Find the Frog
by Judie Haynes
Teach students about how frogs use camouflage to hide from their enemies. At the same time, encourage your English language learners to interact in cooperative pairs. This activity can be used with students in grades 1-6.
Lesson Topic
How Animals Hide
Grade/Proficiency Level
Grades 1-2 advanced beginner to intermediate ESL; Grades 2-6 advanced beginning ESL
Content Concepts/Skills
How animals hide; observation; cooperation; spatial relationships
Materials
PDF our files Frog pattern; frog log page
Vocabulary
On, in, under, next to, behind, between, over, camouflage.
Instructional Sequence
- Photocopy 10 frogs (or one for each student in your ESL group) Use PDF files Frog Pattern. and Find the Frog Log. You can also have your students color and find butterflies, depending on your unit of study. Download Butterfly Pattern if you want to have students find butterflies.

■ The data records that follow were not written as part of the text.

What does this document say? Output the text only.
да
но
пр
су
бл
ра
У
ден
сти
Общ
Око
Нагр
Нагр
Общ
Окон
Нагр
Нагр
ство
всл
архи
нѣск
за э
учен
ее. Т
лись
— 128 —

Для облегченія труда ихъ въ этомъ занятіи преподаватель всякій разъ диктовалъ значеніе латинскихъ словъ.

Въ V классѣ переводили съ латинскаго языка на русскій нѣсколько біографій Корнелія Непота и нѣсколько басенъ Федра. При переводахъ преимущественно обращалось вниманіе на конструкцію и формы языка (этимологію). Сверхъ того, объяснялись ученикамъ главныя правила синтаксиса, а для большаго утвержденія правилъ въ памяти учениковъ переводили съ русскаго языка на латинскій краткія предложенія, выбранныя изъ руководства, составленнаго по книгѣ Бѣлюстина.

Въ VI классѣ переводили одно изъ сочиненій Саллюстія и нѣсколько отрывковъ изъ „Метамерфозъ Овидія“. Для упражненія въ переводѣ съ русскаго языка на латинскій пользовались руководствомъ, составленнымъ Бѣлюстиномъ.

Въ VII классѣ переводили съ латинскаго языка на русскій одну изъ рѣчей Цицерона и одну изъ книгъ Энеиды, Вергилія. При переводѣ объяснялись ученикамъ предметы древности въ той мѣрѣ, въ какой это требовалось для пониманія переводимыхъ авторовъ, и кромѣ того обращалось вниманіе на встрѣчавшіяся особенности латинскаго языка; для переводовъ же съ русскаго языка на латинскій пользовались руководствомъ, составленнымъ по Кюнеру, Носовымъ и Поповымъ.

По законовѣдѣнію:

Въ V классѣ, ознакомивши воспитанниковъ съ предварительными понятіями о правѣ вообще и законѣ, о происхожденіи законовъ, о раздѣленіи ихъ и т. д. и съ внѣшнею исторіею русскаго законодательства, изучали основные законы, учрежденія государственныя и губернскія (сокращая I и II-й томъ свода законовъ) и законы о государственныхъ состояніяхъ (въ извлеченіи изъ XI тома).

- Ask students to look around the room and color a frog the same color as something in the room. Encourage students to color their frogs creatively. You want to end up with all different colors. Ask them to cut out the frogs they have colored.
- Before students come into class the next day, hide 6 -10 animals in places they can see without moving other objects. Animals can be out of reach but not out of sight.
- Review prepositions such as “on, in, under, behind, between, next to." Divide students into pairs. Pass out one log sheet per pair and explain the rules to students.
- Students must search quietly and not give away their answers to the other groups.
- Only one students per team may be out of their seats at any one time. At any given time one student searches and other takes notes.
- The searchers should go around the classroom looking for a camouflaged frog. When he/she finds one, it should not be touched. The searcher should then return to his/her partner and quietly explain the location of the animal.
- Together partners fill in the blanks on their log sheet describing the frog’ s location, and the notetaker writes it on the answer sheet. This description should include the color of the frog and the exact location. Example: The blue frog is in the flowers near the window.
- The notetaker then becomes the searcher, and the searcher becomes a notetaker. The roles should always be rotating, students taking turns, searching, writing, and correcting (equal participation).
- Have students review their logs. They should be able to tell where they found each frog.